The benefits of this way of inspiring foreign business growth in America are:
- No tariffs are passed on the back of products by default. If a company decides to pad their prices in anticipation of leaving the country with their money they place that indication on their products themselves.
- Simplification of the documentation required to enter the American market from abroad. Less hassle, more efficient movement of goods.
- U.S. Customs can focus less on taxation limitations and do more to streamline foreign involvement in our product markets as well as innovated controls upon unregistered floods of foreign competitor goods that would harm our foreign corporate investors. In this way they set the stage for an integrated system of national Customs standards that benefit corporate Faith Management.

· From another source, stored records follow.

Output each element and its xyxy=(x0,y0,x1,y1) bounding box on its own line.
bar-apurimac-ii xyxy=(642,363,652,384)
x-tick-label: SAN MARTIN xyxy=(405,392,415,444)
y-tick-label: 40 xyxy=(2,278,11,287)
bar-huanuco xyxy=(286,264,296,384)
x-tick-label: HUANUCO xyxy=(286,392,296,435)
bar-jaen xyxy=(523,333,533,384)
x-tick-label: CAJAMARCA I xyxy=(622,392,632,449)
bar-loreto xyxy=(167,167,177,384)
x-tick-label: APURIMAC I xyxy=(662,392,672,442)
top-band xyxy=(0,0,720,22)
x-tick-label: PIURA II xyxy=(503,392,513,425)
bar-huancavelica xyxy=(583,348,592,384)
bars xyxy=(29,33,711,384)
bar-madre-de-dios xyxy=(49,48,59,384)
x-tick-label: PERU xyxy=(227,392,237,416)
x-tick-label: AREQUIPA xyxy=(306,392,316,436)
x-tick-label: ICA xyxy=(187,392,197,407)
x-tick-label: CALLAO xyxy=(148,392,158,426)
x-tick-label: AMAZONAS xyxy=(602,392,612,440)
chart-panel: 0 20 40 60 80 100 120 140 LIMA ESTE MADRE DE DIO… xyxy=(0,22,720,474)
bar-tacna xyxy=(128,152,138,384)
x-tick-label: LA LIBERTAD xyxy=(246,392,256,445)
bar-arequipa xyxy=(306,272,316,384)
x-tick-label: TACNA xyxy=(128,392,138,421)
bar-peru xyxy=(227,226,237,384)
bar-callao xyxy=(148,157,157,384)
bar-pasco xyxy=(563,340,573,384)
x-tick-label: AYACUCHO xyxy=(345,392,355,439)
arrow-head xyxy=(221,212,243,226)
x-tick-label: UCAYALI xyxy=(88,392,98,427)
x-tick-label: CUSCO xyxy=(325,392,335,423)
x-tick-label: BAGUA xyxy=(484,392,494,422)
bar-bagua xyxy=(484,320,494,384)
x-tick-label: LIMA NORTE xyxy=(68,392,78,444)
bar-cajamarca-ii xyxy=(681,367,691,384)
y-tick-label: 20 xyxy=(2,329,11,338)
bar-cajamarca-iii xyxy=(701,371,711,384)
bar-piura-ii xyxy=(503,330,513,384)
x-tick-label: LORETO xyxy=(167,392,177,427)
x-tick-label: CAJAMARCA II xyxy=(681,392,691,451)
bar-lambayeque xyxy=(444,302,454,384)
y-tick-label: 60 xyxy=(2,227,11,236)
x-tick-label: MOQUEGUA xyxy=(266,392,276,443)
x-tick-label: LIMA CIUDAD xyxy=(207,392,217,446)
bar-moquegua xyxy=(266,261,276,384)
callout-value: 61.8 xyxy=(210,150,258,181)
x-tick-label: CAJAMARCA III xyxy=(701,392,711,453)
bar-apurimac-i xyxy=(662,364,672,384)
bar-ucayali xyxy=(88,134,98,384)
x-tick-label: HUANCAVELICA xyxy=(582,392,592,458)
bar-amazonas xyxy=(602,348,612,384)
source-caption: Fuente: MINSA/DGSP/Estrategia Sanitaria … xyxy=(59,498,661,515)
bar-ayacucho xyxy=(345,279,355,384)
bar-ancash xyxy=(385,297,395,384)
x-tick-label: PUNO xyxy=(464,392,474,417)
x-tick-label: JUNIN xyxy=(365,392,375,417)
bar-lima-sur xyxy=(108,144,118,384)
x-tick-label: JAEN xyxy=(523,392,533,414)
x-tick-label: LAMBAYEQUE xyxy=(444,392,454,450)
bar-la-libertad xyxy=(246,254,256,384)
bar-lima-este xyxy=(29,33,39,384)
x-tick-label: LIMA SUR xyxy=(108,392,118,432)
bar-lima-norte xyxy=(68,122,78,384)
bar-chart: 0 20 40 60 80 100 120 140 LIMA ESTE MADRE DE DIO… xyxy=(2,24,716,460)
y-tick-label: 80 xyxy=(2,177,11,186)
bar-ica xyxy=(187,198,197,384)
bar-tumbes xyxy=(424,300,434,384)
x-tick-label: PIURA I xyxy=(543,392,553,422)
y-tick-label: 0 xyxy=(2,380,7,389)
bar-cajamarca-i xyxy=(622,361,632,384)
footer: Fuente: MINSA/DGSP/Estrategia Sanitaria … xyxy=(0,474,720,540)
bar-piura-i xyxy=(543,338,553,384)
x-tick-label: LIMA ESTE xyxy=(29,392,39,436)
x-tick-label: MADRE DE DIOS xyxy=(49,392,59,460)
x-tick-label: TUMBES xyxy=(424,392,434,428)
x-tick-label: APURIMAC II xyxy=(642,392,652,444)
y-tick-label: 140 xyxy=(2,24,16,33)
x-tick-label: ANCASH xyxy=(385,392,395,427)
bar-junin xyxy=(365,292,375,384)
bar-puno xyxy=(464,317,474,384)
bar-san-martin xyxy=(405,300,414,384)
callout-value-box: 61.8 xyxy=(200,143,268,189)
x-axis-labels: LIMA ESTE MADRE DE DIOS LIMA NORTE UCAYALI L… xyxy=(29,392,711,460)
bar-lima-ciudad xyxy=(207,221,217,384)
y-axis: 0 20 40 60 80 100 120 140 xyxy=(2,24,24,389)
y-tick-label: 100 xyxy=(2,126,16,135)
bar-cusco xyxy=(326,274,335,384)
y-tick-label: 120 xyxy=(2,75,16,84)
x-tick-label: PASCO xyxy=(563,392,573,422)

- Comparison of the relative treatment of each nation’s commercial interest in America can be easily calculated as a means for foreign nations to understand their actual standing in our eyes. Such an openness in our judgments and awareness of our economic inputs and outputs is a strong role model for other nations to follow.
- No tariffs up front means greater selection of more products entering our nation and more investment capital to hire larger American staff to sell them.
- Our government can regulate commercial issues in currency separate from civilian currency conversion. From a State Department perspective this sends a better message of civilian friendliness than singular, non-directional currency exchange rate manipulation.
- Fosters the awareness that the single standard for monetary value in the world is the one your country places upon all others with its own.
- Penalizes poor corporate actors while leaving our true foreign investors unharmed by regulation just as a domestic entity should be.
- Sets a responsible example for world governments to follow that contributes to successful Faith Management.
- When role modeled to other nations this method allows American companies to expand more economically into foreign nations. As a leader of industry on Earth, this allows us to “hand-me-down” the structures of our industries for foreign national master plans seeking compliments to their national personality and stair steps that assist our economic allies while building our strength as a corporate investment nation abroad in ways that support their future rather than direct it – with our wisdom as proven business.U.S. energy companies have learned to do this with energy production facilities as environmental standards have risen. Other industries will learn to do it their way too. Perhaps even seeding international efforts with older generations of technology and infrastructure that are more easily learned and utilized for the times and places of their expansions or which support shifts of production center for former generation products deemed innovations in other nations. Everything in every way in its own time as economies choose.
Using this standard for inspiring onshore profits to stay onshore in conjunction with a reasonable standard of using the International Value Markets reports to automatically calculate a default exchange rate make rate control by our government or a third party integrity akin to the Federal Reserve a faithful potential that Americans can trust.
What about FOREX? Good question. With so much sensibility understanding currency values I suggest FOREX dedicate itself to a more noble pursuit – understanding regional shifts in domestic monetary. Opening a virtual monetary arbitrage domestically can act as a lever when needed and a means of charting meaningful data we may one day wish to data mine as we seek to understand not only the makeup of our wealth pool but the ebb and flow of its components, their values and their significance to perpetual stabilization.